Data Driven Control for marine vehicle maneuvering
Alam, M. S.
(2023)
ABSTRACT The majority of global marine accidents are caused by human decision-making errors, which has resulted in increased interest in automation within the marine industry. However, obstacle avoidance for autonomous surface vehicles in unknown environments is particularly difficult. This study investigates the possibility of utilizing a deep reinforcement learning (DRL) approach to control an underactuated autonomous surface vehicle following a predetermined path while avoiding collisions with static and dynamic obstacles. The ship’s movement is modelled using a three-degree-of-freedom (3-DOF) dynamic model, with the KRISO container ship (KCS) being selected for the study due to its extensive use in previous research and readily available hydrodynamic coefficients for numerical modelling.

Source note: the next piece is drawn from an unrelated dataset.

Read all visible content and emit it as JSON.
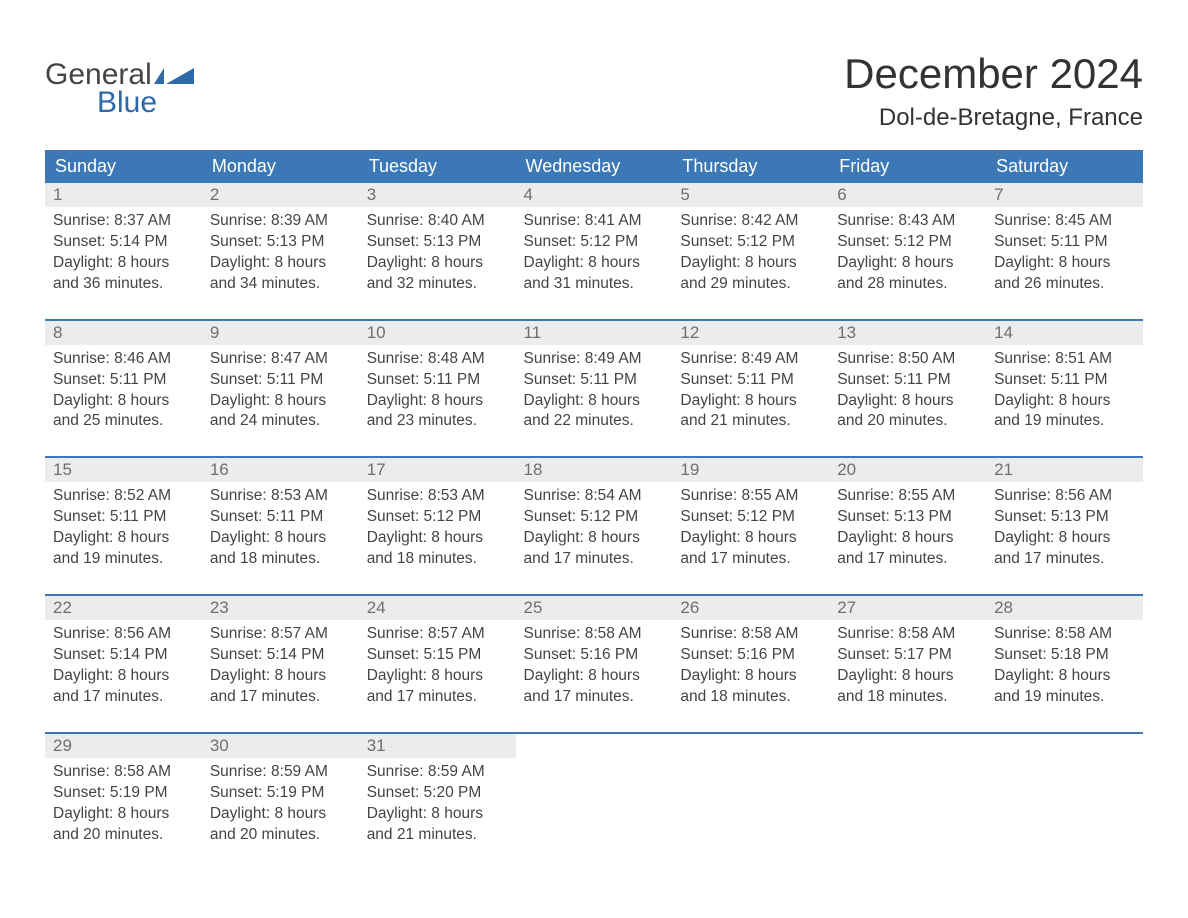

The study evaluates the performance of various DRL algorithms, such as Deep Q-Network (DQN), Deep Deterministic Policy Gradient (DDPG), and Proximal Policy Optimization (PPO) algorithms, for path following and their effectiveness in the presence of wind, as well as comparing them to the traditional PD controller. The study also explores DQN and DDPG algorithms for both static and dynamic obstacle avoidance and proposes a hybrid network that uses two networks for improved path following and obstacle avoidance capabilities.